Steinbrück knows that he has a big budget hole to fill
The German government will again be living beyond its means in 2006: Fifty billion euros ($60.1 billion) in this year's budget of 261 billion euros are not covered by state revenues.
That's why Finance Minister Peer Steinbrück plans to rely heavily on fresh borrowing -- totaling about 38 billion euros this year -- and on selling off state property to meet the expense.
In order to be able to do that he has declared a state of fiscal emergency that allows him to ignore a clause in the constitution stipulating that new government debts must not overshoot investment spending by the state. The finance minister told parliament on Tuesday that the measure was needed to boost the economy and gain financial room to maneuver for greater consolidation in 2007.
"The 2006 budget is intended to create stronger economic growth and so provide the necessary tailwind to achieve our ambitious goals in 2007," he said. "Next year we are planning to invest considerably more and notably drive our deficit below the EU's 3 percent limit."
Staggering national debt
Germany's debt clock keeps climbing by the second
The fresh borrowing, however, will increase Germany's national debt to a staggering 900 billion euros. This mountain of debt alone requires servicing by the state to the tune of 40 billion euros in the current year. Meanwhile these interest payments coupled with staff expenditures, state contributions to the pensions system and huge spending on social welfare make up two-thirds of the entire budget.
But Steinbrück warned against populist calls from the opposition demanding sweeping cuts to these costs.
"Abrupt cuts and sudden changes in welfare policy will only lead to social upheaval and a disintegration of our complex society," he said. "Forces would be strengthened that could undo social cohesion in Germany. But I'm afraid that those calling for sweeping changes will only come to realize that when we are facing conditions like those in Paris and other French cities."

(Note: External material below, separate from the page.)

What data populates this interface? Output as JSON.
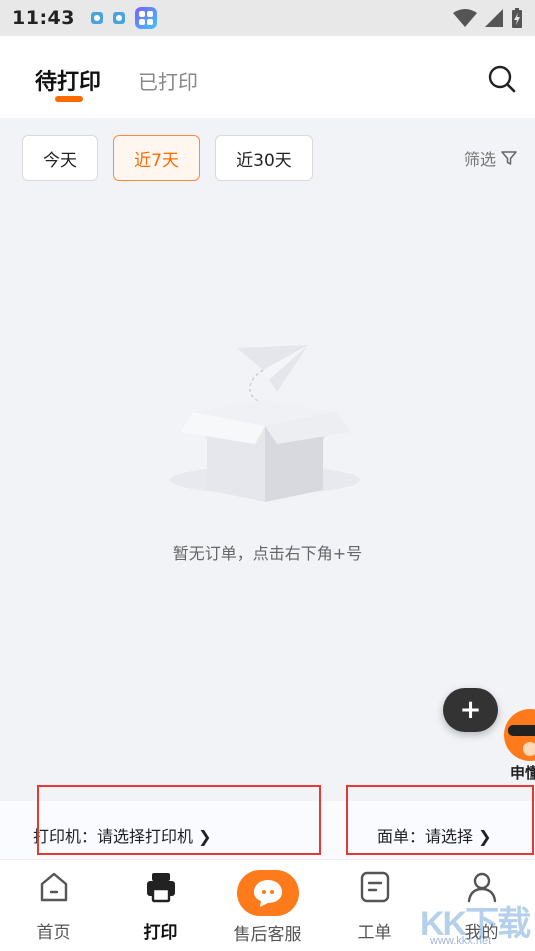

Opposition laments extra spending
But the free-market liberal Free Democrats (FDP), who are the strongest opposition force, didn't hold back with stinging criticism of the government's budget policy. Their finance expert Jürgen Koppelin accused Chancellor Merkel of lying in public with her repeated declaration that she didn't want to repeat the mistakes of the previous government.
Will Merkel's government manage to reduce Germany's financial problems?
"I cannot see a change of political course in this budget," he said. "Mrs. Merkel is even increasing the amount of new debts by 7 billion euros compared with the previous government. There is more expenditure, less savings and a continuation of the ongoing violation of our constitution."
Other opposition speakers claimed that, contrary to what the government says, there was room for consolidation as additional revenue from rising company profits was already accumulating this year. They accused Merkel of using the dire state of the budget as an excuse for her plans to raise value-added tax by 3 percent next year.
Steinbrück replied that 2007 would be a fateful year and that it wouldn't hurt to save for a rainy day when growth and consumption are expected to drop as a result of the consolidation effort.